Questions We’d Ask Before Buying Here Ourselves
The questions a local who knows this corridor asks are different from the ones a portal answers. On any specific Timberwalk home, we want to know:
- What does the parcel’s actual tax bill show, and what does year two look like at full assessment?
- What is the current HOA amount, what does it include, and is any increase pending?
- What does this lot back and face, green space, a neighbor, Round Lake Road, or retention?
- What is the builder’s live incentive sheet this week, and what does the equivalent resale cost all-in?
- Does the included-features list match what the model shows, item by item?
- If schools matter, what is Round Lake Charter’s enrollment reality for next year, from the school itself?
Timberwalk May Not Be Right For You If
We would rather tell you the truth than sell you the wrong community. Timberwalk may not be the right fit if any of these are deal-breakers, and that is a property question, not a personal one.

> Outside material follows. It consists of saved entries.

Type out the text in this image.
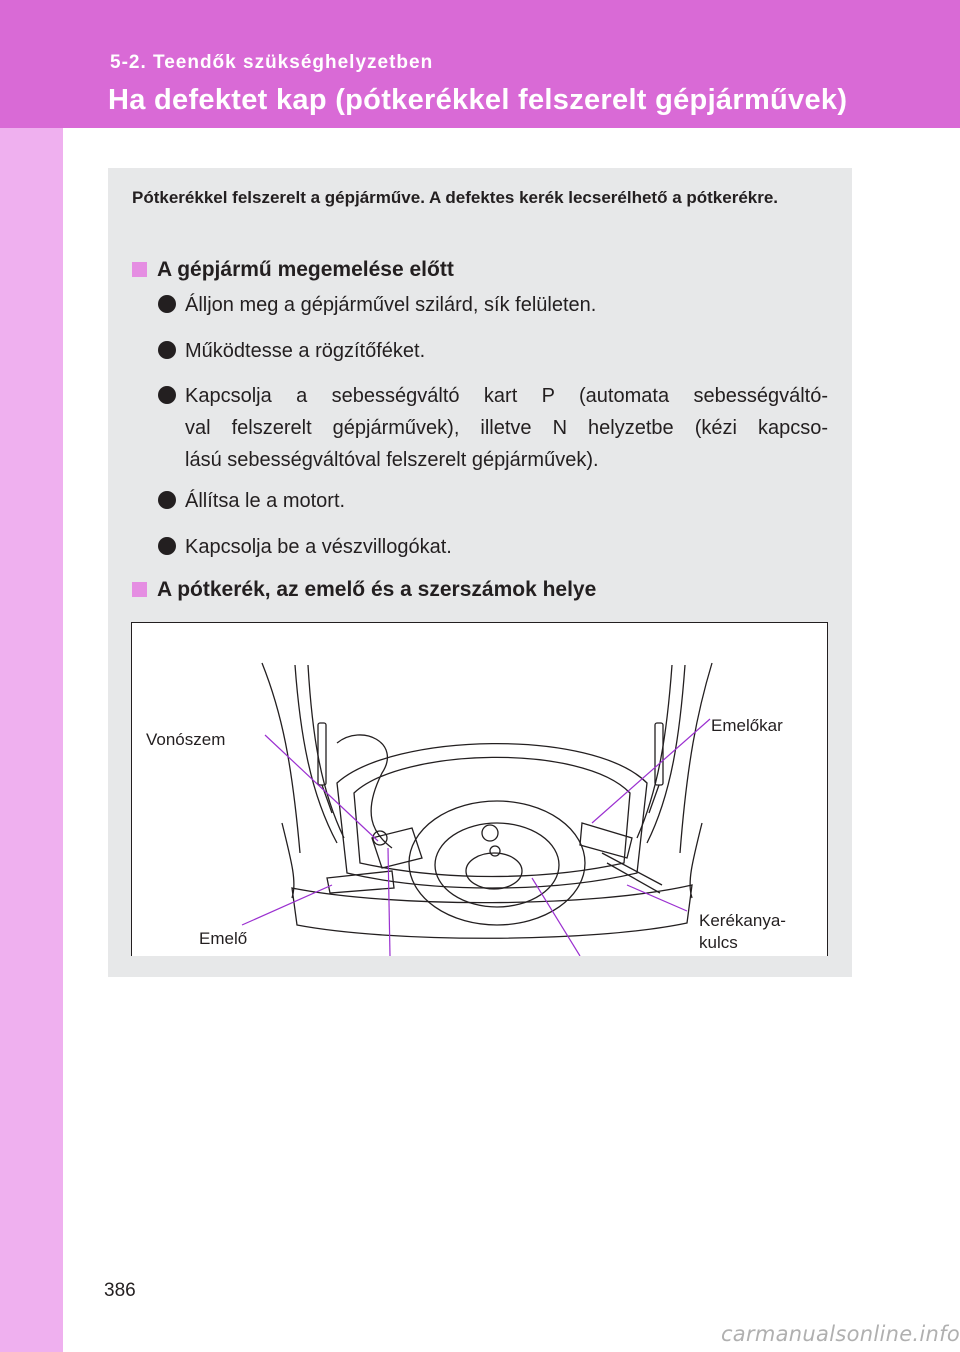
5-2. Teendők szükséghelyzetben
Ha defektet kap (pótkerékkel felszerelt gépjárművek)
Pótkerékkel felszerelt a gépjárműve. A defektes kerék lecserélhető a pótkerékre.
A gépjármű megemelése előtt
Álljon meg a gépjárművel szilárd, sík felületen.
Működtesse a rögzítőféket.
Kapcsolja a sebességváltó kart P (automata sebességváltó-
val felszerelt gépjárművek), illetve N helyzetbe (kézi kapcso-
lású sebességváltóval felszerelt gépjárművek).
Állítsa le a motort.
Kapcsolja be a vészvillogókat.
A pótkerék, az emelő és a szerszámok helye
Vonószem
Emelőkar
Emelő
Kerékanya-
kulcs
386
carmanualsonline.info
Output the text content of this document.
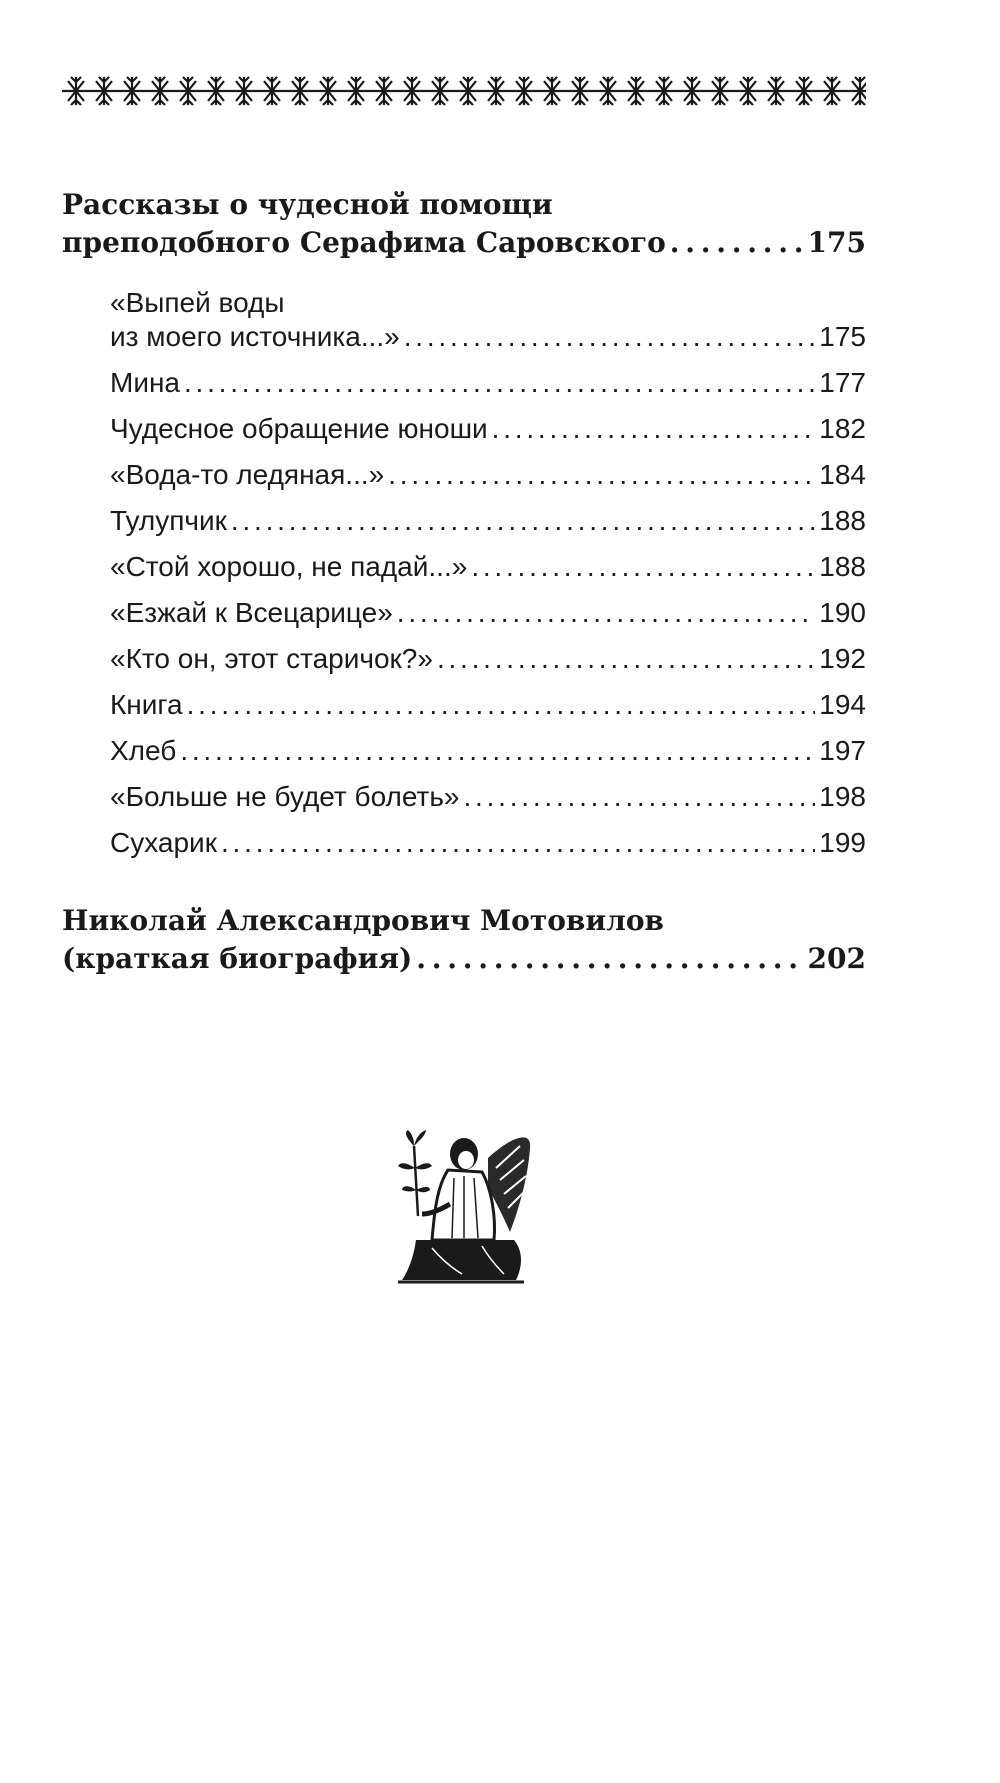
Рассказы о чудесной помощи
преподобного Серафима Саровского . . .	175
«Выпей воды
из моего источника...» . . .	175
Мина . . .	177
Чудесное обращение юноши . . .	182
«Вода-то ледяная...» . . .	184
Тулупчик . . .	188
«Стой хорошо, не падай...» . . .	188
«Езжай к Всецарице» . . .	190
«Кто он, этот старичок?» . . .	192
Книга . . .	194
Хлеб . . .	197
«Больше не будет болеть» . . .	198
Сухарик . . .	199
Николай Александрович Мотовилов
(краткая биография) . . .	202
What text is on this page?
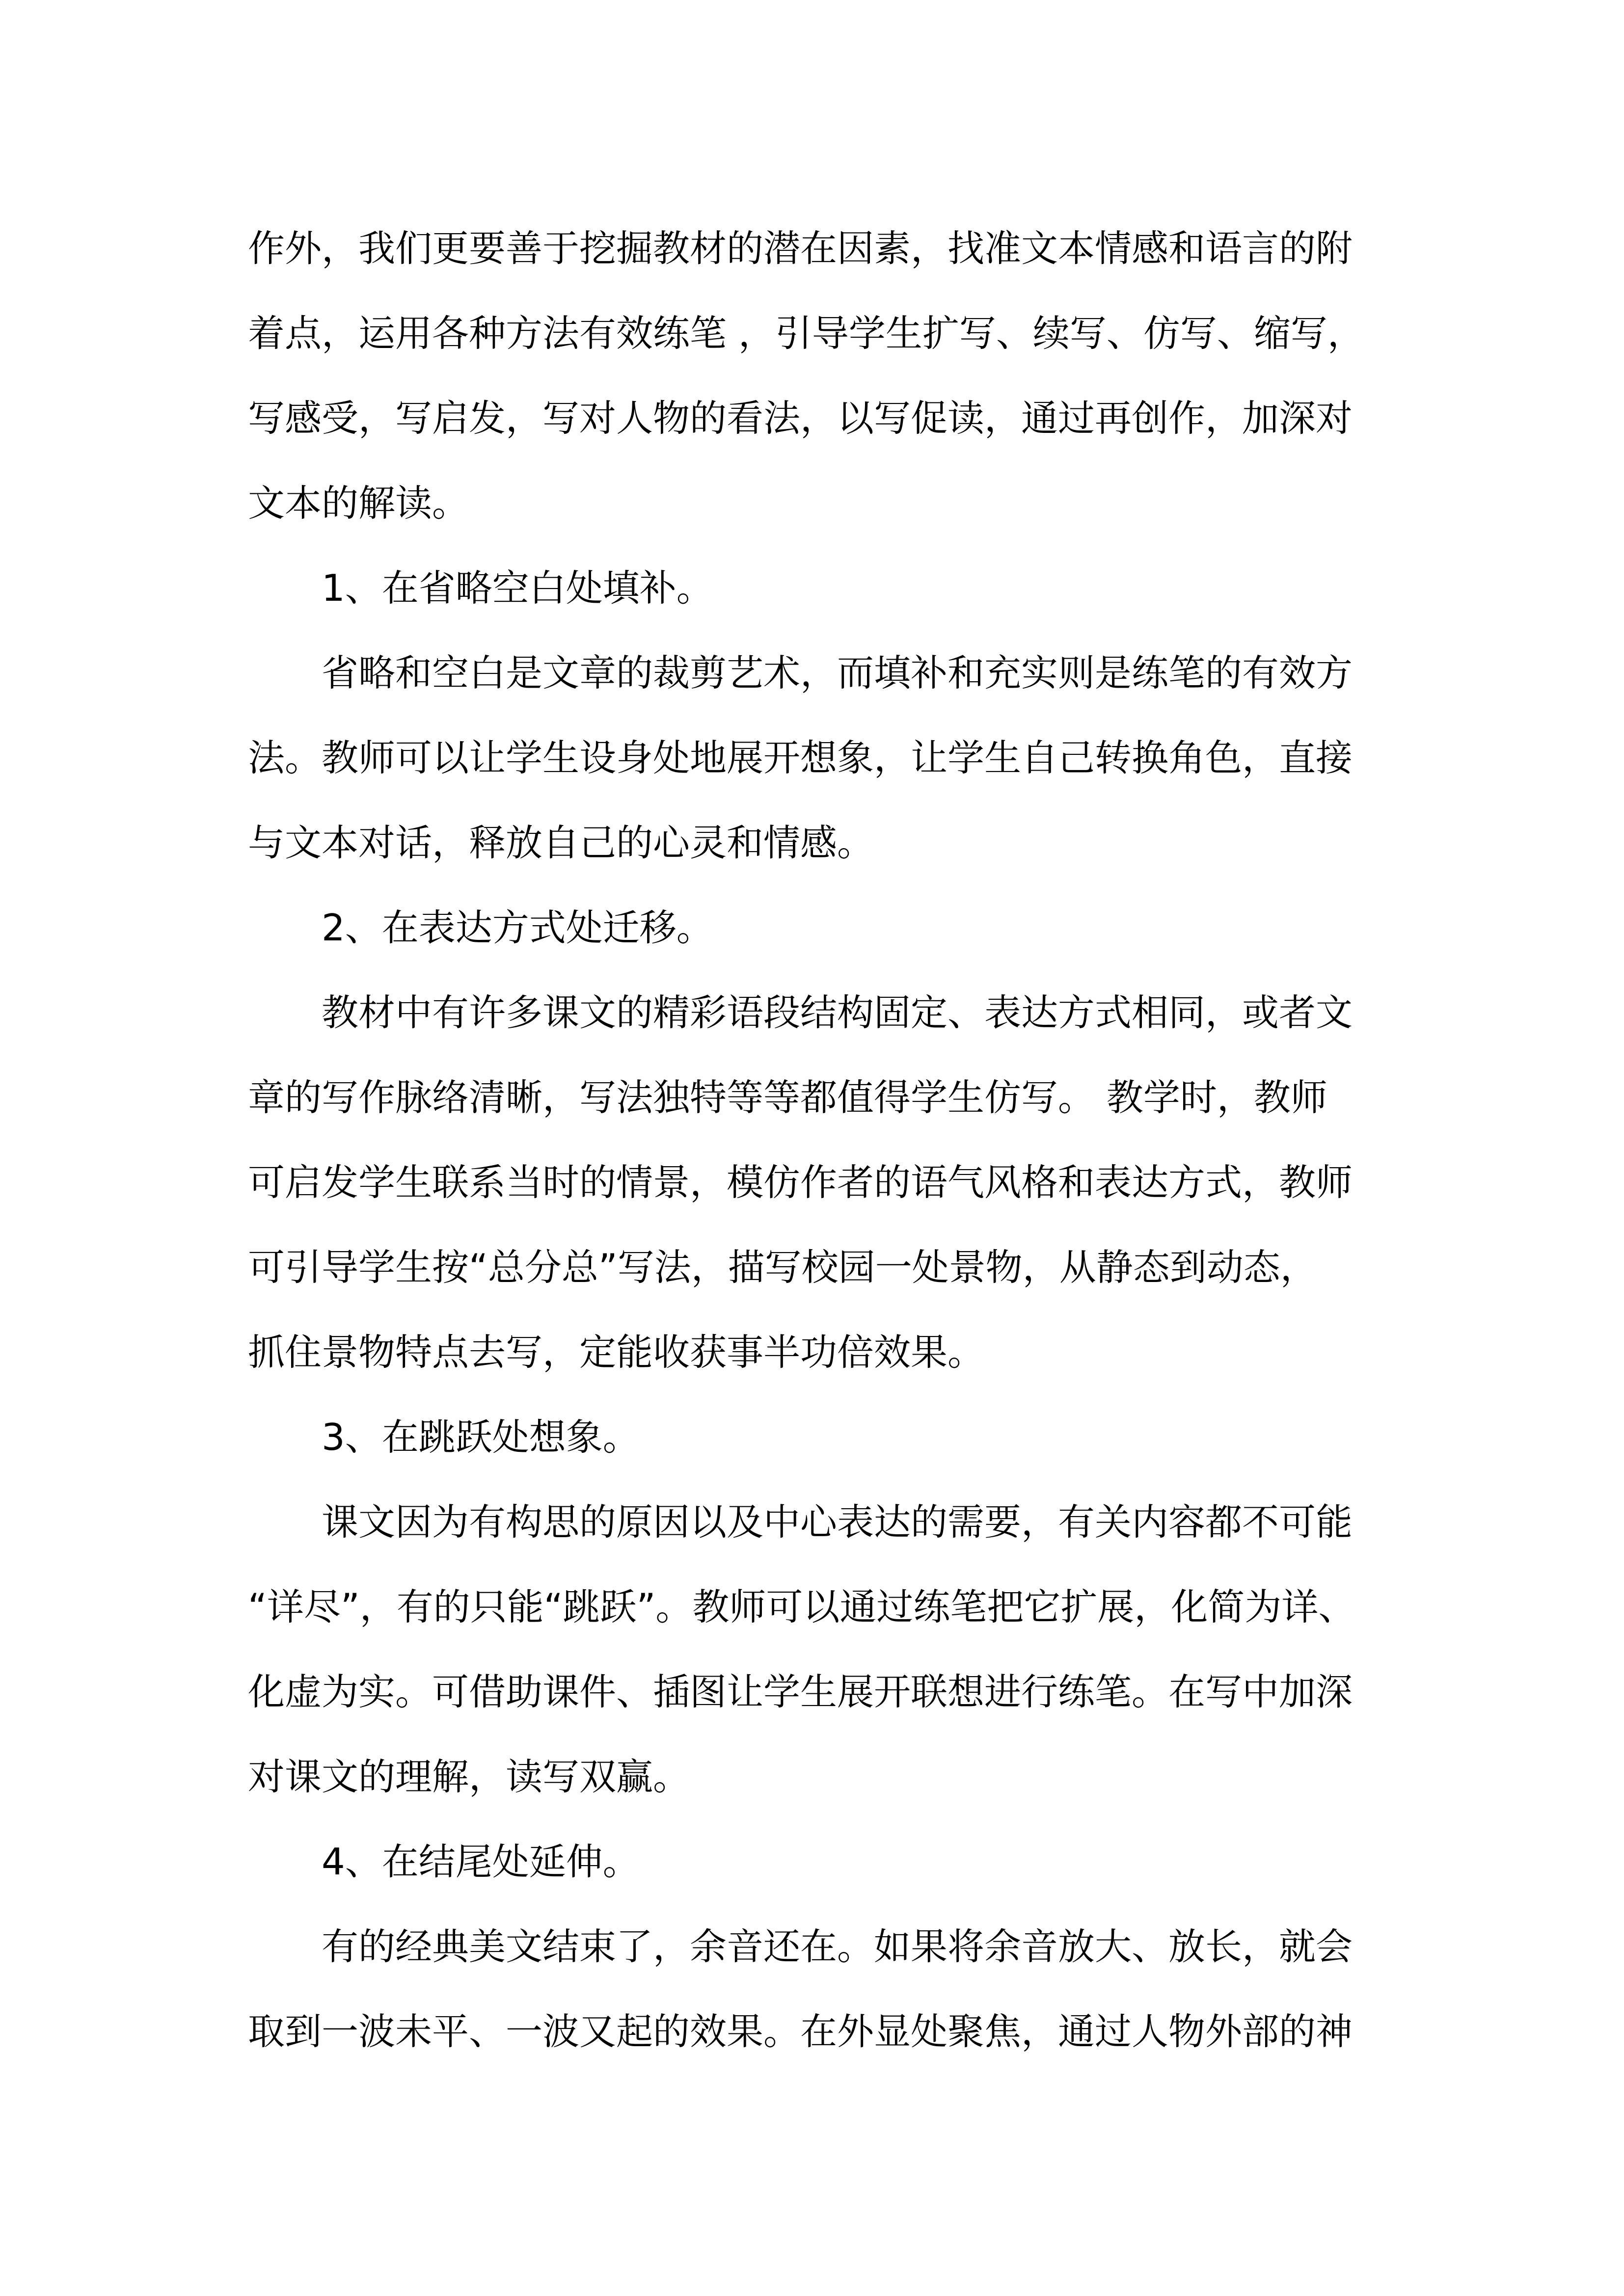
作外，我们更要善于挖掘教材的潜在因素，找准文本情感和语言的附
着点，运用各种方法有效练笔 ，引导学生扩写、续写、仿写、缩写，
写感受，写启发，写对人物的看法，以写促读，通过再创作，加深对
文本的解读。
1、在省略空白处填补。
省略和空白是文章的裁剪艺术，而填补和充实则是练笔的有效方
法。教师可以让学生设身处地展开想象，让学生自己转换角色，直接
与文本对话，释放自己的心灵和情感。
2、在表达方式处迁移。
教材中有许多课文的精彩语段结构固定、表达方式相同，或者文
章的写作脉络清晰，写法独特等等都值得学生仿写。 教学时，教师
可启发学生联系当时的情景，模仿作者的语气风格和表达方式，教师
可引导学生按“总分总”写法，描写校园一处景物，从静态到动态，
抓住景物特点去写，定能收获事半功倍效果。
3、在跳跃处想象。
课文因为有构思的原因以及中心表达的需要，有关内容都不可能
“详尽”，有的只能“跳跃”。教师可以通过练笔把它扩展，化简为详、
化虚为实。可借助课件、插图让学生展开联想进行练笔。在写中加深
对课文的理解，读写双赢。
4、在结尾处延伸。
有的经典美文结束了，余音还在。如果将余音放大、放长，就会
取到一波未平、一波又起的效果。在外显处聚焦，通过人物外部的神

Consider elsewhere if you want
- A resort amenity campus with a clubhouse, fitness center, and full calendar.
- Walking distance to downtown Mount Dora’s shops and festivals.
- Guaranteed top-rated schools by address, with no application step.
- A custom or semi-custom streetscape with architectural variety.
- A settled, finished corridor with no construction in sight.
Timberwalk fits if you want
- The most attainable new-build math in the Mount Dora area.
- A light, simple fee load: one HOA, no CDD reported.
- The charter-school option literally next door.
- Expressway commuting to Sanford, Lake Mary, and the 429 loop.
- Concrete-block new construction with the big systems at year zero.